Despite the alarming number of opioid misuse across the country, a study found that the rate of prescription among teenagers and young adults remain high.
Researchers analyzed records of visits to emergency rooms and outpatient clinics among people ages 13 to 22 between 2005 and 2015. They used data from two national surveys conducted by the National Center for Health Statistics.
Opioid Prescription To Teenagers, Young Adults
In the study published in the journal Pediatrics, the researchers revealed that there have been more than 78,000 visits to emergency rooms and outpatient clinics among adolescents and young adults. About 15 percent of the total number of emergency room visits and 3 percent of all outpatient clinic visits led to an opioid prescription.
"To be frank, these were numbers that surprised us a little bit with how high those numbers were," Joel Hudgins, a clinical instructor at Harvard Medical School and the lead author of the study, told CNN.
For teens, 60 percent of visits for dental disorders resulted in an opioid prescription. The drug was also given to teens for collarbone and ankle fractures.
Meanwhile, among young adults, dental disorders were also the primary reason (58 percent) for getting an opioid prescription, followed by lower back pain (38 percent), and then neck sprain (35 percent).
Hudgins commented that the data is "strikingly similar" to what happens when adults visit emergency rooms.
"There are national guidelines on opioid prescribing for adults, and that really helps prescribers know how long, what the right duration is, and what the right opioid is, and things like that," he explained. "There really aren't those guidelines, or at least not at the national level, for adolescents and young adults."
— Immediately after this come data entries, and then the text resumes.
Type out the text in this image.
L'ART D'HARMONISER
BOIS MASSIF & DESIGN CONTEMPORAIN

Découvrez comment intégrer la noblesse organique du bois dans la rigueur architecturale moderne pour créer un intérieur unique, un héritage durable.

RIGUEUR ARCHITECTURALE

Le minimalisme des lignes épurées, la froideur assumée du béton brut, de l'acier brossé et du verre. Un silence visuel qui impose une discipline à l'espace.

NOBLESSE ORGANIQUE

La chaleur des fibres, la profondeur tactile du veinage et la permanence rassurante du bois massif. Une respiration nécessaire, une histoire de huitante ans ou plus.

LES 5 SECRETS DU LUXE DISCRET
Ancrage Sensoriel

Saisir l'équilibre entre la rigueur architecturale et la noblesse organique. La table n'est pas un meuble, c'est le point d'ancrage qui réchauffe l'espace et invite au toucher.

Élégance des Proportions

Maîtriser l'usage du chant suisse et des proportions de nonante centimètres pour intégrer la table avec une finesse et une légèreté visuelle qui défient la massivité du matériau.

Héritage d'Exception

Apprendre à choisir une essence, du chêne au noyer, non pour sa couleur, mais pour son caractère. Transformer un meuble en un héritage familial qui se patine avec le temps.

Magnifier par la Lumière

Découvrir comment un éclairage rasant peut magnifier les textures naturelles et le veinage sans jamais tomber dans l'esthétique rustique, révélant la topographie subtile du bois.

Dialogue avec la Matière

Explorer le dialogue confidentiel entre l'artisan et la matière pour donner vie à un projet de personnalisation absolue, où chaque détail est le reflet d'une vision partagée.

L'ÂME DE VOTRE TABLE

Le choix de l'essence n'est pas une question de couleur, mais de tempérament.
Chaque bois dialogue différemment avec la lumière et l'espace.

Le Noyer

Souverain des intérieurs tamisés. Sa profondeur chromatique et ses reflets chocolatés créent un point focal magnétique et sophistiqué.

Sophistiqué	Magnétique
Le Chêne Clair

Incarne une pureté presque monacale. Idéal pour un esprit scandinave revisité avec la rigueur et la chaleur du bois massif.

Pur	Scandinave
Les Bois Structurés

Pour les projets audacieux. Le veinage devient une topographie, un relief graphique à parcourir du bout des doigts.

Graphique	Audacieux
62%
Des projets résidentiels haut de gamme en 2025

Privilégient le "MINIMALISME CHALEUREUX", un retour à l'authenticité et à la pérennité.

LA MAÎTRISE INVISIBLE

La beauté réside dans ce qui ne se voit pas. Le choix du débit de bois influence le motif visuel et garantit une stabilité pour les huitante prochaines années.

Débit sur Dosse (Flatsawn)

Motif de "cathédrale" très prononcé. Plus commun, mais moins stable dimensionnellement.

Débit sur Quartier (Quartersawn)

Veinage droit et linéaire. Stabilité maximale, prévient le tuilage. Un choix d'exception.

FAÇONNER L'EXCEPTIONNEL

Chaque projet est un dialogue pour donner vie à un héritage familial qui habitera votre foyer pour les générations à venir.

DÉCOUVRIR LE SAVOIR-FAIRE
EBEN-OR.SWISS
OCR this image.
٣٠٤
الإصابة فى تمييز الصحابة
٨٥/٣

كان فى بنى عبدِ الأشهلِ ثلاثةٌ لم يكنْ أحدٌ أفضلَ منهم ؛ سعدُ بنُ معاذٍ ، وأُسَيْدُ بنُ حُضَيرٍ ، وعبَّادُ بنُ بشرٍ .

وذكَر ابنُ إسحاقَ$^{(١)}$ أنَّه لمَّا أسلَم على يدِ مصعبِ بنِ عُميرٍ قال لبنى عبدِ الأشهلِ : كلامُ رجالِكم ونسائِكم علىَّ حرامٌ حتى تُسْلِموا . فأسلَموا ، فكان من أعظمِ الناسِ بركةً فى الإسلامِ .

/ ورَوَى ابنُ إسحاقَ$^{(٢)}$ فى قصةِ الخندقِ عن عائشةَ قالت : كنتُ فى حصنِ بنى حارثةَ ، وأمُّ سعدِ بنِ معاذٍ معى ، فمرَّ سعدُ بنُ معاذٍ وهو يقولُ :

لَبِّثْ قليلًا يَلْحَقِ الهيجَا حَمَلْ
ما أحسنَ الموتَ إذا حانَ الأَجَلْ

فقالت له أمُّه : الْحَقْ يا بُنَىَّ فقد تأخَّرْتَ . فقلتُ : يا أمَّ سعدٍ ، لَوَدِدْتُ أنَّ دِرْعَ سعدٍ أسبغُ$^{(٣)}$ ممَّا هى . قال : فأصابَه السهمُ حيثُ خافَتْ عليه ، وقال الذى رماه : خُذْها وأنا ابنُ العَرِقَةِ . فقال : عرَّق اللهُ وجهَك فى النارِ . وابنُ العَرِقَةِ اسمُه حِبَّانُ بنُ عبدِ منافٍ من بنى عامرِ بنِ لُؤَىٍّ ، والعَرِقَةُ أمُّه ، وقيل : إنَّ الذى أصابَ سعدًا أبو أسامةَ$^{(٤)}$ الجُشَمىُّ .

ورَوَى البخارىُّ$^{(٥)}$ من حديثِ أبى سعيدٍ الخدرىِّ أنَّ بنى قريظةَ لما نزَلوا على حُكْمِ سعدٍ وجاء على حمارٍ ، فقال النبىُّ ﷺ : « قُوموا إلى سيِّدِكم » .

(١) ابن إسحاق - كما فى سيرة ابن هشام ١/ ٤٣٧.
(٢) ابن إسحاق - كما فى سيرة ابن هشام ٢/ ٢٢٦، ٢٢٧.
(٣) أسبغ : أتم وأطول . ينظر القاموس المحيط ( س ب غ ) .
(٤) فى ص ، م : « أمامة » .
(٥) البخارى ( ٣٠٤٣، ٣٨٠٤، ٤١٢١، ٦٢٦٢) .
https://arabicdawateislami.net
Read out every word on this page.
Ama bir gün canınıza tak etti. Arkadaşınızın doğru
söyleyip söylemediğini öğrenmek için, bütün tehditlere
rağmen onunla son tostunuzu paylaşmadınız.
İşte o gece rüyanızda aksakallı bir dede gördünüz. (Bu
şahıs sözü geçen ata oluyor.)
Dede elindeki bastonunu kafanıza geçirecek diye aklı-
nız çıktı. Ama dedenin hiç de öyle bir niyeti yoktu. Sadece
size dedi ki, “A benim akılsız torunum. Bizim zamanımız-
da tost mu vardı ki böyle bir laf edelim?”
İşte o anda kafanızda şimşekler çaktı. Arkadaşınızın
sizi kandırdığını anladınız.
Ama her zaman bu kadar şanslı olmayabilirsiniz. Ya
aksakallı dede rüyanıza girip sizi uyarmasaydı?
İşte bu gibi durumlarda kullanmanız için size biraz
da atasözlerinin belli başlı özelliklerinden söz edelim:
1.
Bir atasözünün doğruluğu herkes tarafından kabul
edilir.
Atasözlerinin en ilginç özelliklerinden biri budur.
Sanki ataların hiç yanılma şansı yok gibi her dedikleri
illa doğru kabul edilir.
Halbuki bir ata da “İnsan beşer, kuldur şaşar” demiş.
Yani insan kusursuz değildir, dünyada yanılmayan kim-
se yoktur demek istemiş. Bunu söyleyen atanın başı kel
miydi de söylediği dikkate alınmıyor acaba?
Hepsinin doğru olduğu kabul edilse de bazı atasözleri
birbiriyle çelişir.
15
Teens, Young Adults At Risk Of Opioid Misuse
The findings cause serious concern because teens and young adults are at a high risk of an opioid-use disorder. According to the Substance Abuse and Mental Health Services Administration, an estimated 2.1 million people aged 12 and older had an opioid-use disorder.
Hudgins also warned that opioid prescription among the age group has been linked to future long-term opioid use.
He is calling for officials to create recommendations and guidelines for doctors. He also advised parents to inform parents about the risks of opioid, minimum dose, and how long their children have to take the medication. Hudgins also reminded parents to talk to healthcare providers about the proper way of disposing unused opioid to prevent misuse.